Over the last fifteen years, the people of the Democratic Republic of Congo have endured more suffering than any other people of the world during the same period. Hundreds of thousands of women and girls have been raped. Millions of men and women have died. Acts of almost unimaginable savagery have taken place. It has been a horror to match anything from Joseph Conrad, whose Heart of Darkness was set in this tormented land.
Naturally, therefore, some rare good news is being hailed. First, there was the announcement of agreements between Congo and its eastern neighbors of Rwanda and Uganda. Next came the arrest in Rwanda of Laurent Nkunda, a rebel general who had wrecked havoc in eastern Congo over the past two years.
Many in and around Congo, and in the international community, seem satisfied to pin their hopes on a Congo that muddles through -- where violence is kept below the radar screen, while lucrative mining contracts can be concluded and the vast resources of the country can be exploited.
Now, however, is not the time to declare victory. Policy making must not be based on wishful thinking. Congo has not yet reached a strategic turning point.
This is a message nobody wants to hear today. This week, United Nations Security Council ambassadors are visiting Congo and they too would rather hear the good news story. The international community, which has so many pressing issues to confront, is experiencing "Congo fatigue." It will soon be 10 years since a UN mission was deployed in Congo, and members of the Security Council are looking for an exit. Nowhere is this fatigue more evident than among the main European stakeholders. When Congo was in crisis in 2003, Europe -- led by France -- rushed to deploy a bridging force in support of the United Nations. When a similar crisis struck late last year, there were no offers of troops.
There are optimists who tell us that we may not need this sort of commitment any more. The conflict between Congo and Rwanda, they say, is the key: get rid of the Rwandan Hutu genocidaires who took refuge in eastern Congo after the Rwandan genocide and there will be peace.
But Congo's horrors go deeper than that. The majority of Congo's victims die of malnutrition, lack of basic health services, and lack of basic support. The perpetrators of rapes and killings are as likely to belong to the security forces of the Congolese state as to Congolese militias or foreign armed groups.

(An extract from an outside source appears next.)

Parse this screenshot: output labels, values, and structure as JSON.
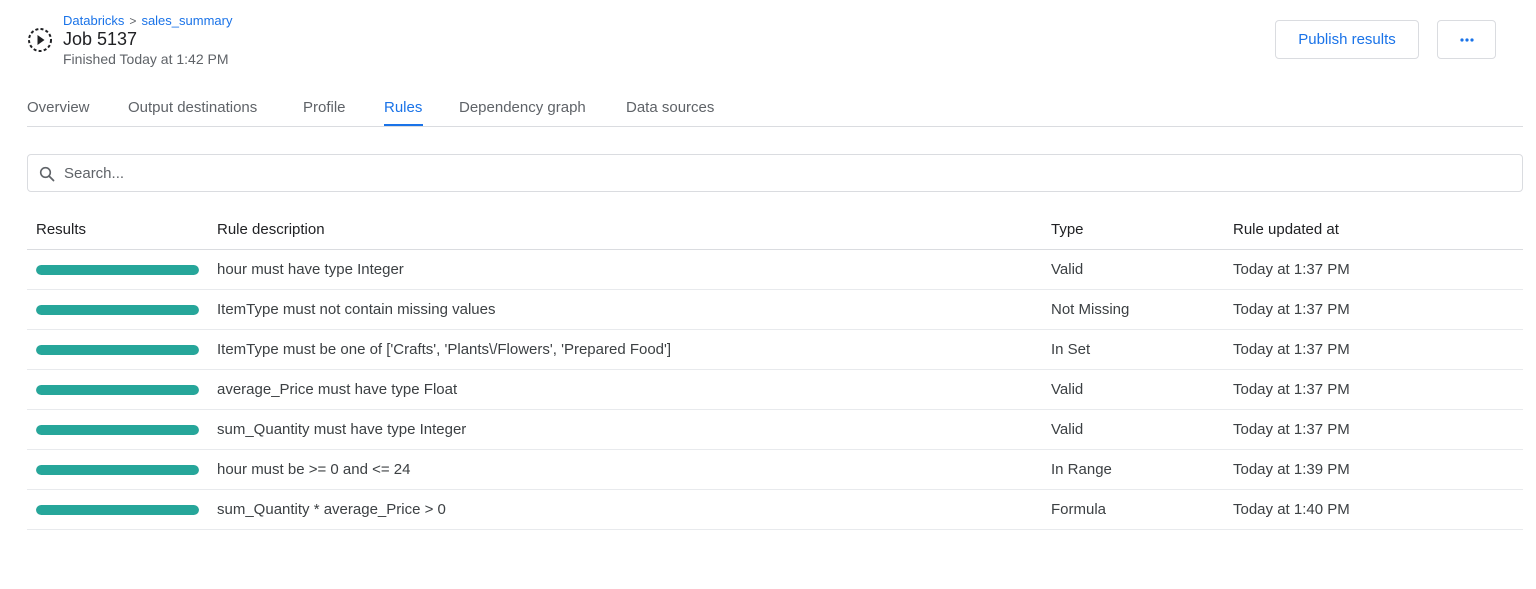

The victims die because of the absence of an accountable and effective state. Better relations between Congo and Rwanda would help a lot, but they are a starting point for building peace, rather than an end in itself.
Besides, the military operations against the Rwandan Hutu militias are bound to disappoint, and will make the situation worse if, as alleged by credible reports, hardened war criminals indicted by the International Criminal Court or by the Congolese State itself are allowed to play a central role in these operations. Not only does this undermine the credibility of the Congolese state and the UN whose peacekeepers support the operations, it also increases the risk that civilians will once again be targeted.
Meanwhile, the political foundations of peace within Congo are being eroded. The resignation of the speaker of the National Assembly has thrown into doubt the independence of Congo's new Parliament. Civil society organizations, journalists and other opponents are harassed, threatened and arrested. Justice is ignored.
President Joseph Kabila, as the first democratically elected leader of Congo in over 40 years, is well aware that in his vast and diverse country, peace eventually depends on trust built between the people and the state. Through stronger national, provincial and district political institutions, he has a unique opportunity to create a different rapport with the people of Congo.
The international community, which has considerable influence in Congo, through international financial institutions and a major peacekeeping mission, ought to use it to support an ambitious agenda based on the rule of law, rather than the rule of the gun.
If we fail to provide this support, and the deadly combination of profound misery, enormous natural wealth, and a weak state with no trusted security force is not broken, people will continue to die, women and girls will continue to be raped, and war will eventually resume.